7. Your rights and choices
Depending on where you live, you may have the right to:
- Access the personal information we hold about you
- Correct inaccurate information
- Delete your personal information
- Object to or restrict certain processing
- Receive a copy of your data in a portable format
- Withdraw consent where processing is based on consent
- Opt out of marketing communications
To exercise any of these rights, email support@chaphaus.com. We will verify your request and respond within a reasonable time (typically within 30 days). We may decline requests that are repetitive, unreasonable, or that would compromise the privacy of others, but we will explain our reasoning if we do.
7.1 California residents (CCPA / CPRA)
You have the right to know what categories of personal information we collect, the purposes for which we collect it, the categories of third parties we share it with, and the right to request access, correction, or deletion of your personal information. You also have the right not to be discriminated against for exercising these rights. We do not sell personal information.
7.2 European Economic Area, United Kingdom, and Switzerland (GDPR / UK GDPR)
Our legal bases for processing your personal information are: contract performance (to deliver the Services you request), legitimate interests (to operate, secure, and improve the Services and prevent abuse), consent (where required, such as for marketing communications and certain tracking), and legal obligations (where required by law). You have the right to lodge a complaint with your local data protection authority.
8. Children's privacy
The Services are not directed to children under 13. We do not knowingly collect personal information from children under 13. If we learn that we have collected personal information from a child under 13, we will delete that information and the associated account promptly. If you believe we may have information about a child under 13, contact support@chaphaus.com.
For users between 13 and the age of majority in their jurisdiction, certain Services may require parental or guardian consent. Where this is the case, the Service will disclose the requirement at signup.
9. Security
We use technical and organizational measures designed to protect your information, including encryption in transit (HTTPS/TLS), encryption at rest where appropriate, hashed passwords, access controls, and ongoing monitoring. However, no system is perfectly secure, and we cannot guarantee the absolute security of your information. If we become aware of a security incident affecting your personal information, we will notify you and the relevant authorities to the extent required by law.

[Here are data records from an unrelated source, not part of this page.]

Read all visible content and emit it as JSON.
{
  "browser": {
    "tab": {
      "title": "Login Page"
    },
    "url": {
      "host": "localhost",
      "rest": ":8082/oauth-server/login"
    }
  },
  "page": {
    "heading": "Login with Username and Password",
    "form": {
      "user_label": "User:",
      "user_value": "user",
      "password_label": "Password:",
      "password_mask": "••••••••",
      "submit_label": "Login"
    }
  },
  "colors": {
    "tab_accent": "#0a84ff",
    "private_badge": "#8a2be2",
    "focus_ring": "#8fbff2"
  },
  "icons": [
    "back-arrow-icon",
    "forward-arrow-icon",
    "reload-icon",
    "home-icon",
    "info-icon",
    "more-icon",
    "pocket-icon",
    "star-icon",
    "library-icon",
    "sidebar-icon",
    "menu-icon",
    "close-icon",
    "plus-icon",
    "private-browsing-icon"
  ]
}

10. International data transfers
Our Services are operated from the United States. If you access the Services from outside the United States, your information may be transferred to, stored in, and processed in the United States or other countries where our service providers operate. These countries may have data-protection laws that differ from the laws of your country. By using the Services, you consent to these transfers. Where required (for example for transfers from the EEA, UK, or Switzerland), we rely on appropriate safeguards such as the European Commission's Standard Contractual Clauses.
11. Apple privacy disclosures
For Services delivered through the Apple App Store, the privacy practices applicable to that app are also summarized on the app's App Store product page through Apple's "Privacy Nutrition Labels." Those labels reflect the data types collected and how that data is used and linked to your identity. This Privacy Policy provides the full description.

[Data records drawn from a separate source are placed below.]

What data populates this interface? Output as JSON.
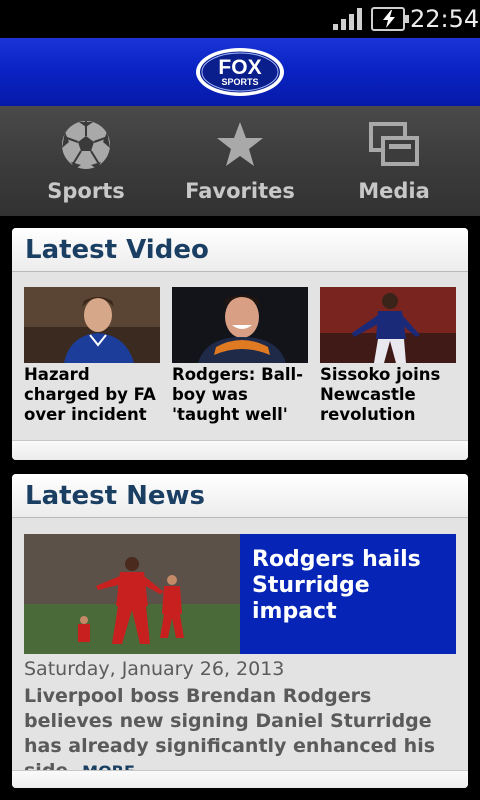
{
  "status_bar": {
    "time": "22:54",
    "icons": [
      "signal-icon",
      "battery-charging-icon"
    ]
  },
  "header": {
    "logo": {
      "line1": "FOX",
      "line2": "SPORTS",
      "icon": "fox-sports-logo"
    }
  },
  "nav": [
    {
      "label": "Sports",
      "icon": "soccer-ball-icon"
    },
    {
      "label": "Favorites",
      "icon": "star-icon"
    },
    {
      "label": "Media",
      "icon": "media-windows-icon"
    }
  ],
  "latest_video": {
    "title": "Latest Video",
    "items": [
      {
        "caption": "Hazard charged by FA over incident"
      },
      {
        "caption": "Rodgers: Ball-boy was 'taught well'"
      },
      {
        "caption": "Sissoko joins Newcastle revolution"
      }
    ]
  },
  "latest_news": {
    "title": "Latest News",
    "headline": "Rodgers hails Sturridge impact",
    "date": "Saturday, January 26, 2013",
    "summary": "Liverpool boss Brendan Rodgers believes new signing Daniel Sturridge has already significantly enhanced his side.",
    "more_label": "MORE"
  },
  "colors": {
    "header_blue": "#0a23c4",
    "title_navy": "#1a3f63",
    "headline_box": "#0625b6"
  }
}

12. Changes to this Policy
We may update this Privacy Policy from time to time. When we do, we will update the "Last updated" date at the top. For material changes, we will provide reasonable notice through email, an in-app notification, or a prominent notice on the Services before the change takes effect.
13. Contact
Questions about this Privacy Policy or our data practices can be sent to support@chaphaus.com. For copyright (DMCA) notices, use dmca@chaphaus.com. For all other general inquiries, hello@chaphaus.com.
Our postal address for legal notices is listed in the footer of this page.